A ella la llamé Szeinde. Su canto me llegaba por las noches, estaba a muchos kilómetros del barco, según me dijo, más de tres mil, pero a mí me parecía que nadaba casi tocando la quilla, así de cerca la sentía. En la soledad de lo que fue en ese entonces mi casa flotante, muchas veces me descubrí esperando el anochecer, deseando escuchar aquel murmullo ensoñador que me llevaba lejos, que lograba hacerme recorrer un universo impensado. Aprendí los secretos del mar a través de canto, ella fue tan generosa al compartírmelos... El cielo, la luz, cada bocanada de aire cambió para mí a partir de conocerla. Es verdad que nunca la vi, jamás mi mano pudo deslizarse por su piel, mis ojos no admiraron los suyos, no puedo estar seguro que haya suspirado por mí, en cambio yo... La mujer que busqué desde siempre, sin encontrar, lleva la identidad de Szeinde, lo juro. Claro que este océano de paredes y humo donde yo habito, no es lugar para seres como ella.
Separé mi investigación en dos partes: una conteniendo información específica, y otra –que consideré mucho más valiosa- donde detallé conclusiones respecto del comportamiento humano y del resto de los seres vivos. Cometí lo que ahora considero el peor de los errores: confié. Di a conocer todos los datos conseguidos con el invaluable aporte de Szeinde, por ejemplo, que la profundidad de las fosas Marianas es muy superior a la que se supone –Szeinde suele cantar allí, le gusta jugar con el eco- y otra serie de interesantes aportes que no vienen al caso, pues hacen más a la comunidad científica. Ninguno fue tomado en cuenta.

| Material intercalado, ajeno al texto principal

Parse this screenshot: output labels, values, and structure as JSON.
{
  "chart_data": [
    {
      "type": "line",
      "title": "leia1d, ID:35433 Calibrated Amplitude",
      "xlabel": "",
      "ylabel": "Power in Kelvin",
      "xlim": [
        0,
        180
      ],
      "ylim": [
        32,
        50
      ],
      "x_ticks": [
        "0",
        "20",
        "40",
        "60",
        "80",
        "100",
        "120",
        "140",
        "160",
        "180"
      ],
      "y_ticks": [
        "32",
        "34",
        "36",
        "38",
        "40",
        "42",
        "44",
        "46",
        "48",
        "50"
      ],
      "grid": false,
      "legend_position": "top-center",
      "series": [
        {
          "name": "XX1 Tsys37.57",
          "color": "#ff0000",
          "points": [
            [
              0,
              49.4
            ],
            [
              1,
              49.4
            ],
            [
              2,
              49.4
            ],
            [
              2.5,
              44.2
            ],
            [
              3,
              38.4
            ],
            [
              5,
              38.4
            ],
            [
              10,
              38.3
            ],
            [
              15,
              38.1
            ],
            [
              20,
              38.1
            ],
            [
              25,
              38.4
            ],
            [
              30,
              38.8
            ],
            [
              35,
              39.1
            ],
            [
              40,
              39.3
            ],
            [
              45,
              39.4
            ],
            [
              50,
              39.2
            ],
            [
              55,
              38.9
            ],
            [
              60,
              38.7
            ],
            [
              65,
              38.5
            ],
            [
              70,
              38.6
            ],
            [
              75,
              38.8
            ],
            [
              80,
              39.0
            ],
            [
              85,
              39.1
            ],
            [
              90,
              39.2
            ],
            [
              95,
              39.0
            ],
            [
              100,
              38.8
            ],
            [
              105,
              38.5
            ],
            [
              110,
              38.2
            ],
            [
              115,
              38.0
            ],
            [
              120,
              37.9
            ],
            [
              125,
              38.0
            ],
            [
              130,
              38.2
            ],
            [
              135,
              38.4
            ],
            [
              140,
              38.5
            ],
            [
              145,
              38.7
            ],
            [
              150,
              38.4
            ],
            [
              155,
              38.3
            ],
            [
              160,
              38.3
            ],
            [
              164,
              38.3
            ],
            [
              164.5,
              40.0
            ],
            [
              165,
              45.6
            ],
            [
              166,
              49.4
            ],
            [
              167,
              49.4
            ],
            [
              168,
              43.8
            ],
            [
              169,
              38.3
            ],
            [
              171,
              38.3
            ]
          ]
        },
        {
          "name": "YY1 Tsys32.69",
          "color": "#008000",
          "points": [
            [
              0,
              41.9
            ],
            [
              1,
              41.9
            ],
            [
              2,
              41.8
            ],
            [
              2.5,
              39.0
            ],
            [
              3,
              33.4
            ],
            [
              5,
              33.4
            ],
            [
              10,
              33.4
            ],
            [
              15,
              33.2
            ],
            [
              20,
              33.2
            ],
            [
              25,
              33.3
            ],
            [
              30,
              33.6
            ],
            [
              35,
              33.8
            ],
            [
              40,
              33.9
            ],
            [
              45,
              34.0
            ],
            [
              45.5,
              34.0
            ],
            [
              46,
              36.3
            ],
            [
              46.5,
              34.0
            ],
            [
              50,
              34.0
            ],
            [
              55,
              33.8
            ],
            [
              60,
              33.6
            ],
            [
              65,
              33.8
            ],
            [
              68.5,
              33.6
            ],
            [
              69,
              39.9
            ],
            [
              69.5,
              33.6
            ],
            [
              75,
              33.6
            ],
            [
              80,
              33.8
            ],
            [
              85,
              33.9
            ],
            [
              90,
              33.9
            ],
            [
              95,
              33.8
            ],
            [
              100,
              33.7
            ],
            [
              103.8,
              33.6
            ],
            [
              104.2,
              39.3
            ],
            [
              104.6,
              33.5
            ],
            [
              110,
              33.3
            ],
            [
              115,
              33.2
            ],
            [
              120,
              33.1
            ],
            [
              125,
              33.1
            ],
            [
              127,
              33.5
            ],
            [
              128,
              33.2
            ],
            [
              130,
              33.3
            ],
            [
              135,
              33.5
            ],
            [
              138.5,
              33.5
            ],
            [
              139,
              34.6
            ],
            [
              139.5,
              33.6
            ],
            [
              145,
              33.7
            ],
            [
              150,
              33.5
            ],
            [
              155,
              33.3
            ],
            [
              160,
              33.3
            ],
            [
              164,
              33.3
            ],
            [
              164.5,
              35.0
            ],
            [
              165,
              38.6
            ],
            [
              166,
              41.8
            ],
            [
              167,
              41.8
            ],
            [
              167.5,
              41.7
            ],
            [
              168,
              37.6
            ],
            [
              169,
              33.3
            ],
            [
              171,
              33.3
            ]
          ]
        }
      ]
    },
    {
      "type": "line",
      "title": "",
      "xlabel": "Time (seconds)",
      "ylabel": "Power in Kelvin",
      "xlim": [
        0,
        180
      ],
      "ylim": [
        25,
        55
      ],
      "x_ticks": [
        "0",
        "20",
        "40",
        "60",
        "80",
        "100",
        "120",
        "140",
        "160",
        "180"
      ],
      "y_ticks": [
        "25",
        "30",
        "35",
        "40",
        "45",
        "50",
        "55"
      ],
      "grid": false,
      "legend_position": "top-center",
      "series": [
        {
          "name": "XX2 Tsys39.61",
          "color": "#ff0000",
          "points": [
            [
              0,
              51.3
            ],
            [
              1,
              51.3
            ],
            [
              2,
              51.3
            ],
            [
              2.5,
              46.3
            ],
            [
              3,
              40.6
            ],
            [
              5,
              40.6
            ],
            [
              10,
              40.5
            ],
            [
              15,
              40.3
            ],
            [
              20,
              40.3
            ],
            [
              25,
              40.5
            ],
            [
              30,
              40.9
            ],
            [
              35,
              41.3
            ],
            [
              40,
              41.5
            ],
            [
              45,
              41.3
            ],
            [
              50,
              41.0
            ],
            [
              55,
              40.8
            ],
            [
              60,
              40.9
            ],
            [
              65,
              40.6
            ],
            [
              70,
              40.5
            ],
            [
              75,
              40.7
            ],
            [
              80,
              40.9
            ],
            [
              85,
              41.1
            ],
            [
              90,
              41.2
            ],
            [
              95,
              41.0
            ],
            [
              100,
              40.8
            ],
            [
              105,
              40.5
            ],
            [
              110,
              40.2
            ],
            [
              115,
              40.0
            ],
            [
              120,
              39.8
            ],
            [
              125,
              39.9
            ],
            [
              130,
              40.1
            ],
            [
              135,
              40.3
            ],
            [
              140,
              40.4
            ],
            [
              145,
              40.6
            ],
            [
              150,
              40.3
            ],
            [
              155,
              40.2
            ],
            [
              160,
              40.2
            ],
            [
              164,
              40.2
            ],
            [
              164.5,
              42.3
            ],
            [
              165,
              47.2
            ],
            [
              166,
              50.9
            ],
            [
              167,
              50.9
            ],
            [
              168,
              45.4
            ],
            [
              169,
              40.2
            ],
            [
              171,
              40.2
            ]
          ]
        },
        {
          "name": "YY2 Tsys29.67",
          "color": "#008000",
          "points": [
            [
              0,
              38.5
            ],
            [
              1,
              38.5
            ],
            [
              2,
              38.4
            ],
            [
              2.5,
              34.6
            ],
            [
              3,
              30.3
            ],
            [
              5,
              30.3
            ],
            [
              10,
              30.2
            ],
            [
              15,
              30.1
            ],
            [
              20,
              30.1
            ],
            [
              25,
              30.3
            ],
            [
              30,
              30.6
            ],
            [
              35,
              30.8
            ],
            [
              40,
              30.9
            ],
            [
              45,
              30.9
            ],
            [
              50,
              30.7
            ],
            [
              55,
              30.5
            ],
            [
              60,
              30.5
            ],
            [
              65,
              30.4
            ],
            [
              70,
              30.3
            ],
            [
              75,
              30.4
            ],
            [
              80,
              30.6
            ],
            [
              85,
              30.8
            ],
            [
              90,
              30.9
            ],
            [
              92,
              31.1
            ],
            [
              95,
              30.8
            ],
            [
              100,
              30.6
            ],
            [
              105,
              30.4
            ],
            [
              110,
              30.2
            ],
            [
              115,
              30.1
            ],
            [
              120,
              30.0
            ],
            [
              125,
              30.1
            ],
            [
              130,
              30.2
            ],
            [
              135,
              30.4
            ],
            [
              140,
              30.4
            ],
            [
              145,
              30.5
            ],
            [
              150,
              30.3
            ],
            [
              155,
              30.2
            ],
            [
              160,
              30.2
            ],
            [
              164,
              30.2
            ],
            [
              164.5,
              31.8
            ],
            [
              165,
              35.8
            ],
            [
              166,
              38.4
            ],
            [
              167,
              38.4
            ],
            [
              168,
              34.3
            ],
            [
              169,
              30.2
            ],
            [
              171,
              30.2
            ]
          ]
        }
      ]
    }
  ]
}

Por qué, preguntarán ustedes. Pues por la estúpida idea de volcar también mis experiencias con Szeinde y asegurar que la esencia humana poco y nada dista de cualquier otro ser viviente, no somos tan distintos, nos unen muchas más emociones, anhelos y desencantos de lo que se puede llegar a imaginar. El raciocinio del que tanto nos enorgullecemos, y que nos ha llevado a cometer todo tipo de atrocidades a través de la historia, es un punto ficticio en el universo de la inteligencia. La verdadera inteligencia consiste en saber manejar el poderosísimo caudal del instinto. Vivir en armonía con el entorno es absolutamente posible. Todo esto ella me lo mostró, abriendo mi mente cual abanico, Por qué no distinguirla entonces por sobre el resto de la comunidad? Y fue precisamente esta distinción la que provoca el tambaleo de mi intachable carrera. Mis colegas no sólo ridiculizaron la investigación, tuvieron hasta la osadía de expresar por escrito, pues lo vi en muchos medios, que este trabajo carece de criterio, puesto que no pueden tomar por veraz lo que diga alguien que parece manifestar una malsana suerte de “emociones casi románticas” por una ballena. Me tildaron hasta de insano, “loco” para ser más preciso, pero no lo estoy, aunque ellos opinen lo contrario. Sé que me he convertido en el tema irrisorio de mis propios congéneres. Más solo que de costumbre, el único consuelo lo encuentro cuando salgo a navegar y converso otra vez con las ballenas.
Aún Szeinde nada debajo de la quilla, acariciando las olas y entonando suaves canciones para que yo me sienta acompañado. Estoy seguro, en sus notas pronuncia mi nombre.